What happens to a star after it has become a red giant?
When our sun reaches the end of its lifetime , it will turn into a red giant. How long will it be a red giant, and what happens after a star has been a red giant? Does it turn into a planet after a long enough time spent, when it has used up all its helium?
No, the Sun will not turn into a red dwarf. Red dwarf stars theoretically will cool down over time -- but none have yet done so because they do so over a time span longer than the current age of the Universe.
The Sun, and any red dwarfs above about 0.25 solar masses, will expand into what's called a red giant, a late stage of stellar evolution. At this stage, the star starts to fuse different elements, and eventually throws off its layers as a planetary nebula, leaving behind a white dwarf made of carbon and oxygen.

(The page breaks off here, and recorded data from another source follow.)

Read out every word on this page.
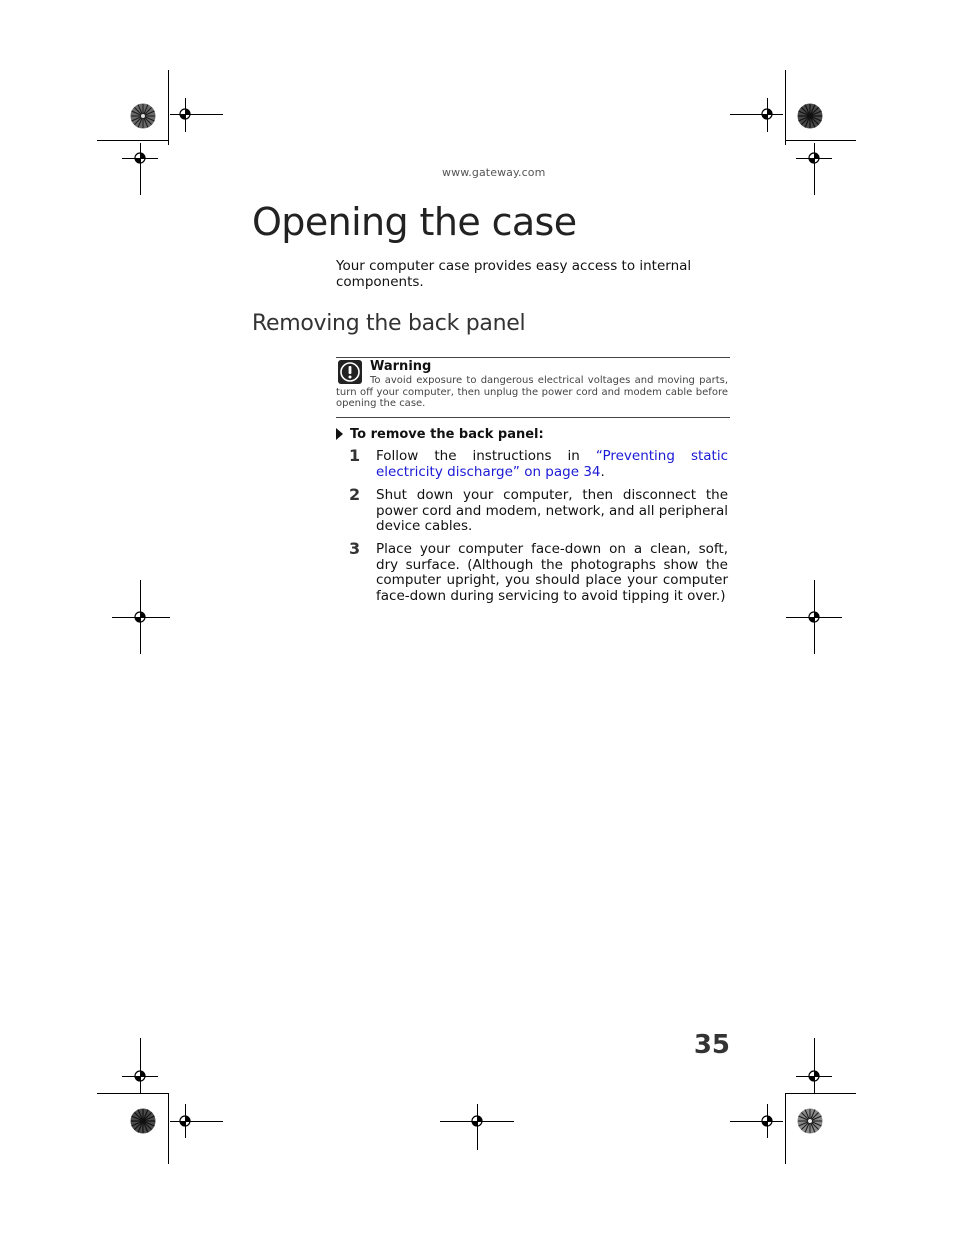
www.gateway.com
Opening the case

Your computer case provides easy access to internal components.

Removing the back panel
Warning
To avoid exposure to dangerous electrical voltages and moving parts, turn off your computer, then unplug the power cord and modem cable before opening the case.
To remove the back panel:
1 Follow the instructions in “Preventing static electricity discharge” on page 34.
2 Shut down your computer, then disconnect the power cord and modem, network, and all peripheral device cables.
3 Place your computer face-down on a clean, soft, dry surface. (Although the photographs show the computer upright, you should place your computer face-down during servicing to avoid tipping it over.)
35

A red dwarf that is too small to become a red giant will not turn into a planetary nebula: its fusion processes will eventually cease and it will probably produce a white dwarf made mostly of helium. But the main-sequence lifetime of these very small stars is longer than the age of the universe, so this has never actually happened yet. The helium white dwarfs that do exist were formed in binary star systems (and were formed during their complex dynamics).
Red dwarfs are small main sequence stars - the smallest and dimmest that are still able to fuse hydrogen in their core. Brown dwarfs are even smaller (in terms of mass), but cannot even fuse hydrogen - they are thought to be able to fuse deuterium and lithium. Stars smaller than a brown dwarf turn out to be gas giants like our Jupiter, Saturn, Uranus and Neptune.